Health care is a growing industry in North Suffolk, with two of the region’s major providers in fierce competition. The Virginia Department of Health approved Bon Secours’ request to build a $77 million, 75,000-square-foot hospital on its Harbour View campus, tentatively scheduled to open in 2021. However, the department denied Sentara’s bid for a 24-bed hospital at its Sentara BelleHarbour facility in North Suffolk, which this year opened a second medical building with an ambulatory surgery center.

Hughes welcomes the new medical offerings to the city’s growing northern corridor. “The winners at the end of the day are our citizens because they will have more specialty care than they’ve ever had before.”

Art projects
And, if Beardsley and SPARC are successful, the city’s arts community will also win, as they envision a Suffolk with more art on display than ever before, with the downtown initiative expanding citywide.

“Downtown is the nexus of the whole thing,” Beardsley says, “but I really believe we can have an arts presence in each borough. I see it stitching together all of Suffolk and becoming a great identifier that shows the power of art and creativity.”

Art also will be a prominent part of Bridgeport, Gifford says, noting that BECO hopes to replicate SPARC’s efforts in downtown Suffolk. “We want to have artwork throughout the property and are in early conversations with SPARC about bringing the arts district out there.”

In addition, Bridgeport will host Suffolk’s first “LOVE” sign. The Virginia Department of Tourism has been celebrating the 50th anniversary of its “Virginia is for Lovers” theme by placing more than 150 of its large LOVEworks signs around the state, with the life-size letters serving as photo backdrops. “People will be able to stand on [it] and get their pictures made,” Gifford says.

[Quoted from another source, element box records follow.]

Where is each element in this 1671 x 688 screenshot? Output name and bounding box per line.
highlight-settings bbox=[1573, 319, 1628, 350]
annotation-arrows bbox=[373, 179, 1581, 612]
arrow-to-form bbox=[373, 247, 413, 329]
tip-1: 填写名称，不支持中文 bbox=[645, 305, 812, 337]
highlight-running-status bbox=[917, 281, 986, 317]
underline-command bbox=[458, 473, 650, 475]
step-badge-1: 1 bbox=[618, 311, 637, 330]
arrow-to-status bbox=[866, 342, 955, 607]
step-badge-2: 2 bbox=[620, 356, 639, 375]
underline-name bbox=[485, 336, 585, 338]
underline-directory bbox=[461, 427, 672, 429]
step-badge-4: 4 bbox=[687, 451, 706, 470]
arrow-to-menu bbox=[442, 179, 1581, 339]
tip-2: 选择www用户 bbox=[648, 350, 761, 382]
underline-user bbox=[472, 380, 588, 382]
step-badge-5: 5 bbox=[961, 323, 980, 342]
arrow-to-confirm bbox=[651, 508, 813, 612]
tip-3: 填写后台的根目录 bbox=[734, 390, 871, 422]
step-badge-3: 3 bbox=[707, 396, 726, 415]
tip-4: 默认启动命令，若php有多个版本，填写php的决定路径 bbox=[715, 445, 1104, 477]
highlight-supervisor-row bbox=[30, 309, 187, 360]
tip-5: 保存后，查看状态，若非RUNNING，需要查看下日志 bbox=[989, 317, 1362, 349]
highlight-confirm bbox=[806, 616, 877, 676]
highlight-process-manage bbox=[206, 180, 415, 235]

There also will be photo opportunities at the three silos BECO plans to refurbish into an artistic, unique bar or restaurant on the former farmland. “Those are going to attract attention from all over,” she says.

Artistic endeavors like these also will  help promote community pride, Beardsley adds. “Suffolk should be proud of and celebrate local art and artists. We’re very much promoting the idea that art and artists are celebrating the community and vice versa.”